I have to evaluate the following without L'Hopital's rule
$$\lim_{x\to\infty} x\tan(1/x)$$
I can simplify this to be $$\lim_{x\to\infty} x\sin(1/x)$$
because $$\lim_{x\to\infty} \cos(1/x) = 1$$
However, after that, I'm totally lost. L'Hopital's rule seems like my only option.
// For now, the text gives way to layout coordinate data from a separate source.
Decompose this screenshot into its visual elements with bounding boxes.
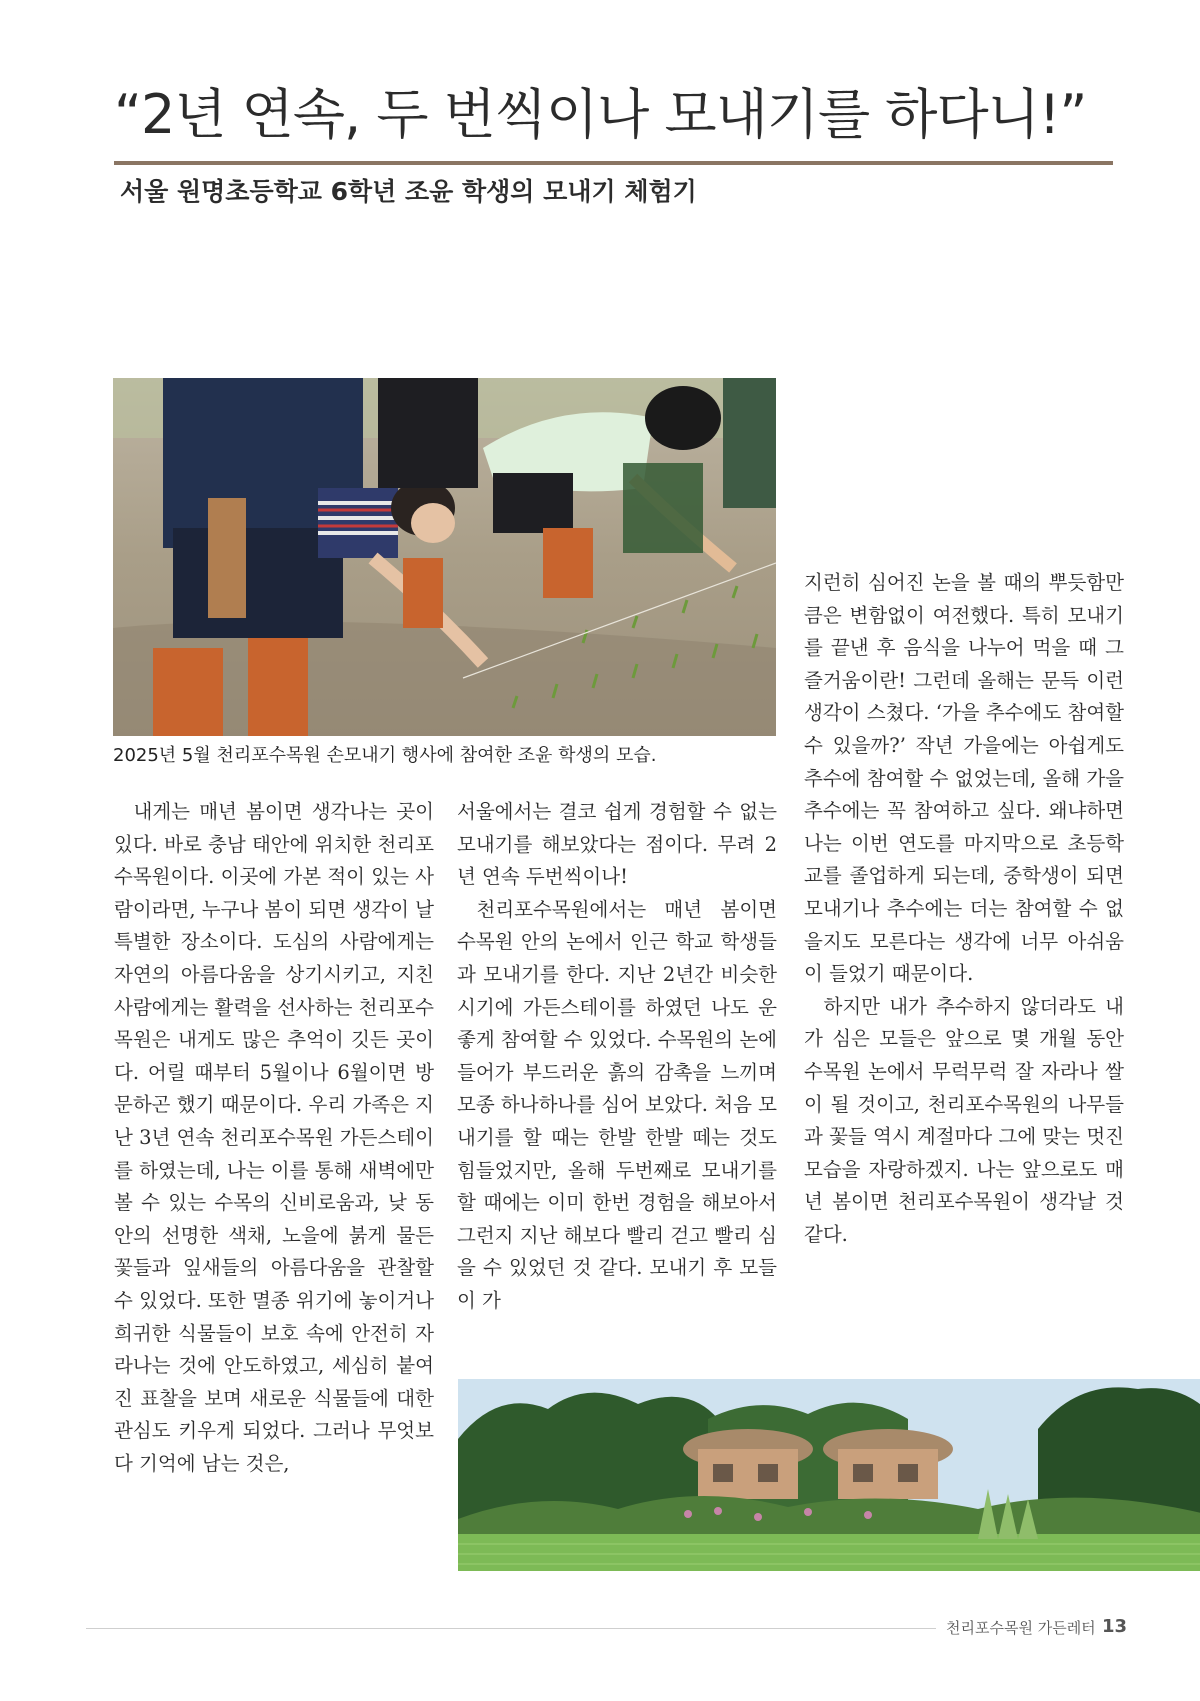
body-column-1: [114, 796, 434, 1480]
paragraph: 서울에서는 결코 쉽게 경험할 수 없는 모내기를 해보았다는 점이다. 무려 2년 연속 두번씩이나!: [457, 800, 777, 889]
rice-planting-photo: [113, 378, 776, 736]
photo-caption: 2025년 5월 천리포수목원 손모내기 행사에 참여한 조윤 학생의 모습.: [113, 745, 657, 766]
body-column-3: [804, 567, 1124, 1251]
body-column-2: [457, 796, 777, 1318]
garden-stay-photo: [458, 1379, 1200, 1571]
paragraph: 내게는 매년 봄이면 생각나는 곳이 있다. 바로 충남 태안에 위치한 천리포수목원이다. 이곳에 가본 적이 있는 사람이라면, 누구나 봄이 되면 생각이 날 특별한 장소이다. 도심의 사람에게는 자연의 아름다움을 상기시키고, 지친 사람에게는 활력을 선사하는 천리포수목원은 내게도 많은 추억이 깃든 곳이다. 어릴 때부터 5월이나 6월이면 방문하곤 했기 때문이다. 우리 가족은 지난 3년 연속 천리포수목원 가든스테이를 하였는데, 나는 이를 통해 새벽에만 볼 수 있는 수목의 신비로움과, 낮 동안의 선명한 색채, 노을에 붉게 물든 꽃들과 잎새들의 아름다움을 관찰할 수 있었다. 또한 멸종 위기에 놓이거나 희귀한 식물들이 보호 속에 안전히 자라나는 것에 안도하였고, 세심히 붙여진 표찰을 보며 새로운 식물들에 대한 관심도 키우게 되었다. 그러나 무엇보다 기억에 남는 것은,: [114, 800, 434, 1475]
paragraph: 하지만 내가 추수하지 않더라도 내가 심은 모들은 앞으로 몇 개월 동안 수목원 논에서 무럭무럭 잘 자라나 쌀이 될 것이고, 천리포수목원의 나무들과 꽃들 역시 계절마다 그에 맞는 멋진 모습을 자랑하겠지. 나는 앞으로도 매년 봄이면 천리포수목원이 생각날 것 같다.: [804, 994, 1124, 1246]
article-subtitle: 서울 원명초등학교 6학년 조윤 학생의 모내기 체험기: [120, 177, 697, 206]
paragraph: 지런히 심어진 논을 볼 때의 뿌듯함만큼은 변함없이 여전했다. 특히 모내기를 끝낸 후 음식을 나누어 먹을 때 그 즐거움이란! 그런데 올해는 문득 이런 생각이 스쳤다. ‘가을 추수에도 참여할 수 있을까?’ 작년 가을에는 아쉽게도 추수에 참여할 수 없었는데, 올해 가을 추수에는 꼭 참여하고 싶다. 왜냐하면 나는 이번 연도를 마지막으로 초등학교를 졸업하게 되는데, 중학생이 되면 모내기나 추수에는 더는 참여할 수 없을지도 모른다는 생각에 너무 아쉬움이 들었기 때문이다.: [804, 571, 1124, 986]
footer-divider: [86, 1628, 936, 1629]
paragraph: 천리포수목원에서는 매년 봄이면 수목원 안의 논에서 인근 학교 학생들과 모내기를 한다. 지난 2년간 비슷한 시기에 가든스테이를 하였던 나도 운 좋게 참여할 수 있었다. 수목원의 논에 들어가 부드러운 흙의 감촉을 느끼며 모종 하나하나를 심어 보았다. 처음 모내기를 할 때는 한발 한발 떼는 것도 힘들었지만, 올해 두번째로 모내기를 할 때에는 이미 한번 경험을 해보아서 그런지 지난 해보다 빨리 걷고 빨리 심을 수 있었던 것 같다. 모내기 후 모들이 가: [457, 897, 777, 1312]
publication-name: 천리포수목원 가든레터: [946, 1619, 1096, 1637]
page-number: 13: [1102, 1616, 1128, 1637]
article-title: “2년 연속, 두 번씩이나 모내기를 하다니!”: [114, 83, 1087, 146]
title-divider: [114, 161, 1113, 165]
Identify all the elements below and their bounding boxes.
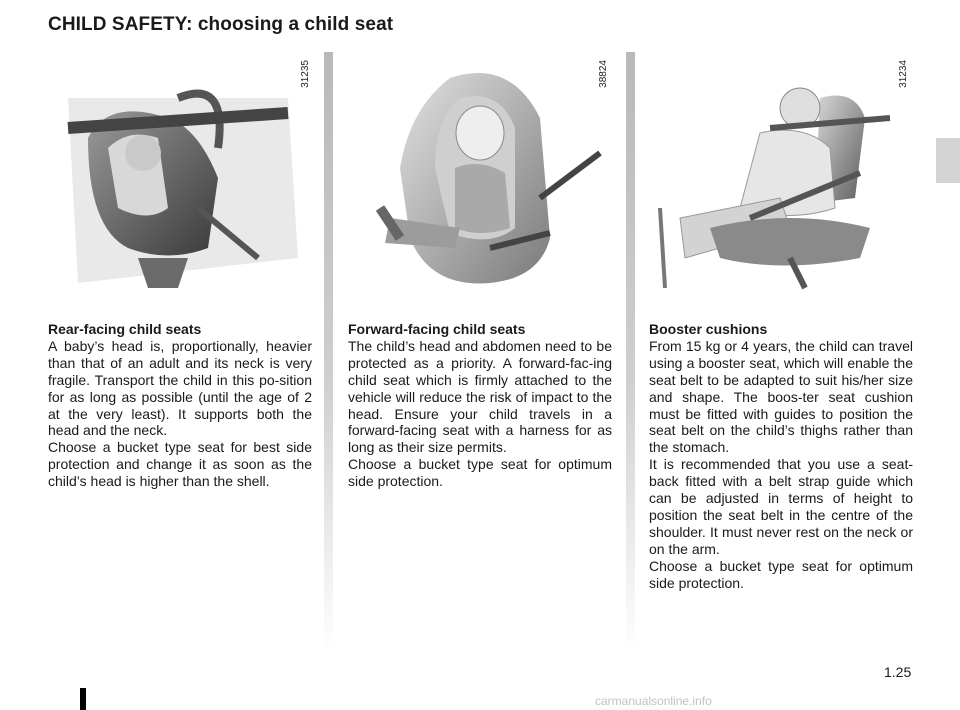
body-paragraph: It is recommended that you use a seat-back fitted with a belt strap guide which can be adjusted in terms of height to position the seat belt in the centre of the shoulder. It must never rest on the neck or on the arm.	[649, 456, 913, 557]
watermark-text: carmanualsonline.info	[595, 694, 712, 708]
section-tab-marker	[936, 138, 960, 183]
figure-ref-code: 31235	[300, 60, 311, 88]
page-corner-mark	[80, 688, 86, 710]
body-paragraph: From 15 kg or 4 years, the child can travel using a booster seat, which will enable the seat belt to be adapted to suit his/her size and shape. The boos-ter seat cushion must be fitted with guides to position the seat belt on the child’s thighs rather than the stomach.	[649, 337, 913, 456]
forward-facing-text-block	[348, 321, 612, 490]
body-paragraph: Choose a bucket type seat for optimum side protection.	[348, 456, 612, 490]
section-heading: Forward-facing child seats	[348, 321, 526, 337]
body-paragraph: A baby’s head is, proportionally, heavier than that of an adult and its neck is very fragile. Transport the child in this po-sition for as long as possible (until the age of 2 at the very least). It supports both the head and the neck.	[48, 337, 312, 439]
page-number: 1.25	[884, 664, 912, 680]
column-divider-right	[626, 52, 635, 652]
forward-facing-seat-illustration	[340, 58, 610, 293]
figure-ref-code: 31234	[898, 60, 909, 88]
booster-cushion-text-block	[649, 321, 913, 592]
rear-facing-text-block	[48, 321, 312, 490]
section-heading: Booster cushions	[649, 321, 768, 337]
figure-ref-code: 38824	[598, 60, 609, 88]
body-paragraph: The child’s head and abdomen need to be protected as a priority. A forward-fac-ing child seat which is firmly attached to the vehicle will reduce the risk of impact to the head. Ensure your child travels in a forward-facing seat with a harness for as long as their size permits.	[348, 337, 612, 456]
booster-cushion-illustration	[640, 58, 910, 293]
body-paragraph: Choose a bucket type seat for best side protection and change it as soon as the child’s head is higher than the shell.	[48, 439, 312, 490]
body-paragraph: Choose a bucket type seat for optimum side protection.	[649, 557, 913, 591]
column-divider-left	[324, 52, 333, 652]
page-title: CHILD SAFETY: choosing a child seat	[48, 14, 394, 35]
rear-facing-seat-illustration	[48, 58, 318, 293]
section-heading: Rear-facing child seats	[48, 321, 202, 337]
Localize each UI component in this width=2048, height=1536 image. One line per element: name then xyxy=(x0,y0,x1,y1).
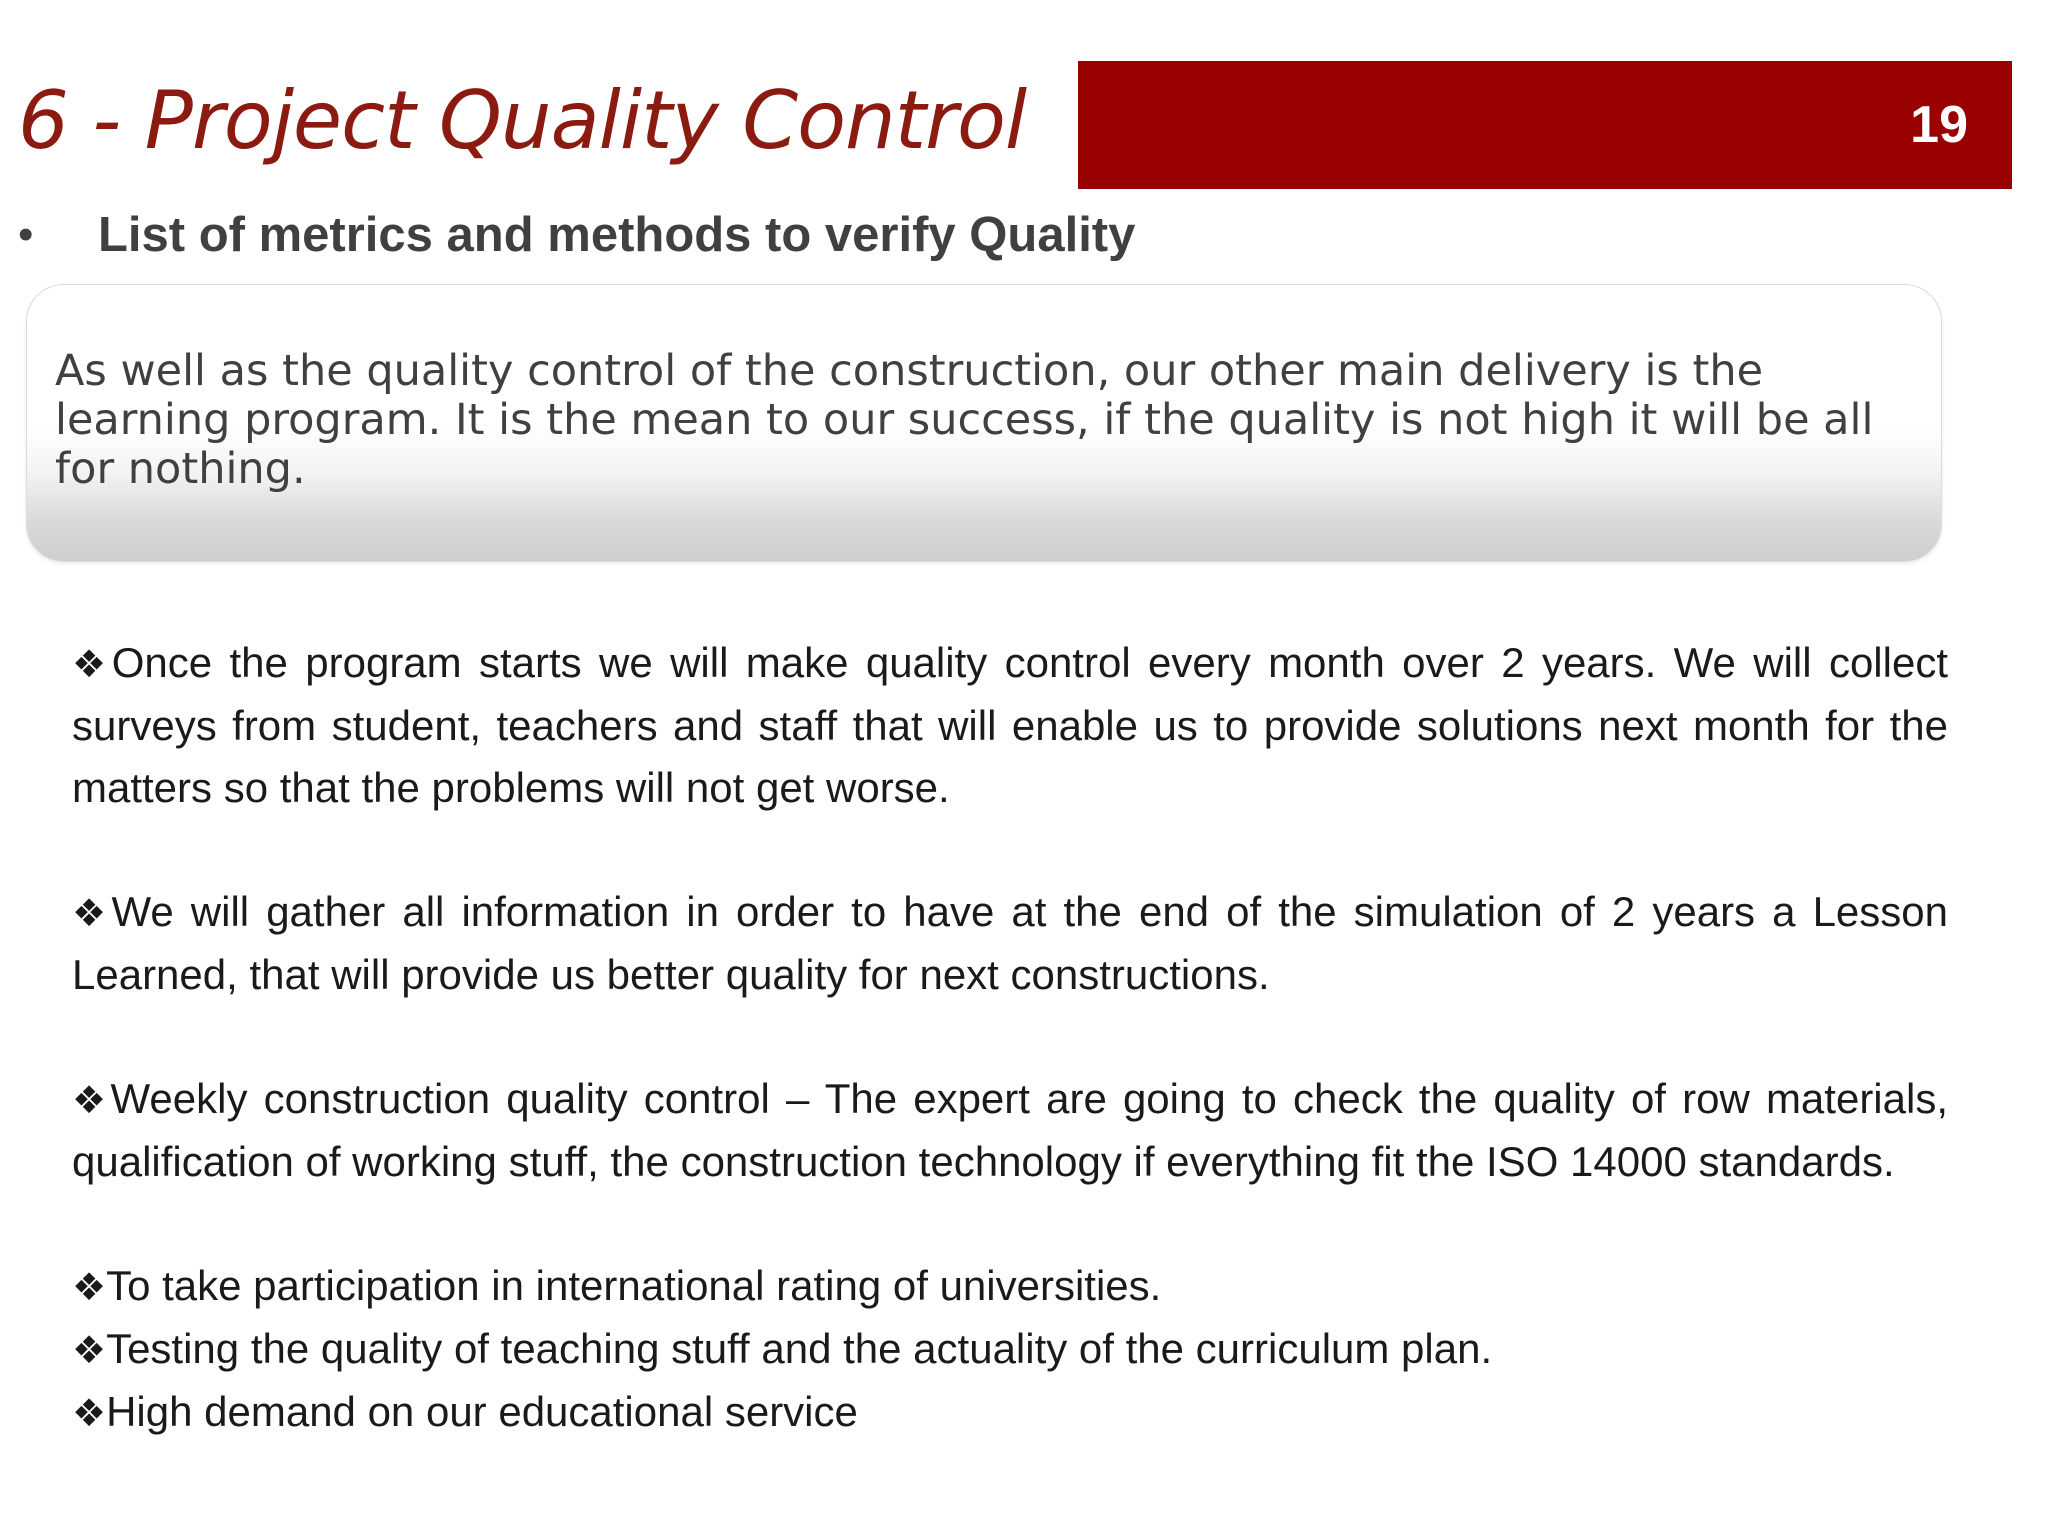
four-diamond-icon: ❖ xyxy=(72,1328,107,1372)
four-diamond-icon: ❖ xyxy=(72,1391,107,1435)
bullet-dot-icon: • xyxy=(18,210,34,259)
list-item-text: Weekly construction quality control – The expert are going to check the quality of row materials, qualification of working stuff, the construction technology if everything fit the ISO 14000 standards. xyxy=(72,1075,1948,1185)
slide-number-bar xyxy=(1078,61,2012,189)
list-item-text: High demand on our educational service xyxy=(106,1388,858,1435)
list-item-text: Once the program starts we will make quality control every month over 2 years. We will collect surveys from student, teachers and staff that will enable us to provide solutions next month for the matters so that the problems will not get worse. xyxy=(72,639,1948,811)
list-item xyxy=(72,1381,1948,1444)
quote-box xyxy=(26,284,1942,562)
section-heading-text: List of metrics and methods to verify Quality xyxy=(98,208,1136,262)
list-item-text: We will gather all information in order to have at the end of the simulation of 2 years a Lesson Learned, that will provide us better quality for next constructions. xyxy=(72,888,1948,998)
four-diamond-icon: ❖ xyxy=(72,1265,107,1309)
four-diamond-icon: ❖ xyxy=(72,891,112,935)
list-item xyxy=(72,1068,1948,1193)
slide-title: 6 - Project Quality Control xyxy=(18,74,1027,167)
list-item xyxy=(72,881,1948,1006)
section-heading xyxy=(18,203,1135,267)
slide-number: 19 xyxy=(1910,96,1968,154)
quote-text: As well as the quality control of the construction, our other main delivery is the learning program. It is the mean to our success, if the quality is not high it will be all for nothing. xyxy=(55,346,1874,494)
points-list xyxy=(72,632,1948,1444)
four-diamond-icon: ❖ xyxy=(72,642,112,686)
list-item xyxy=(72,632,1948,819)
list-item-text: To take participation in international rating of universities. xyxy=(106,1262,1162,1309)
four-diamond-icon: ❖ xyxy=(72,1078,111,1122)
list-item-text: Testing the quality of teaching stuff and the actuality of the curriculum plan. xyxy=(106,1325,1493,1372)
list-item xyxy=(72,1255,1948,1318)
list-item xyxy=(72,1318,1948,1381)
Can someone help me out?
If you are allowed to use the fact that $\lim_{t\to0}\frac{\sin(t)}{t}=1$, then setting $t=\frac{1}{x}$ yields $$ \lim_{x\to\infty}x\sin\Big(\frac{1}{x}\Big)=\lim_{x\to\infty}\frac{\sin(\frac{1}{x})}{\frac{1}{x}}=\lim_{t\to 0}\frac{\sin(t)}{t}=1$$
After a change of variables, this is just
$$\lim_{t \to 0^+} \frac 1 t \tan t$$
which you can evaluate via the definition of the derivative of tangent, or geometrically prove that $\lim_{t \to 0} \frac 1 t \sin t = 1$.
$$\lim\limits_{x\to\infty} x\tan\frac{1}{x}$$ Let $t=\frac{1}{x}$, then $$\lim\limits_{t\to 0} \frac{\tan t}{t}=\lim\limits_{t\to 0} \frac{\sin t}{t\cos t}$$ $$=\left(\lim\limits_{t\to 0} \frac{\sin t}{t}\right)\left(\lim\limits_{t\to 0}\frac{1}{\cos t}\right)=1$$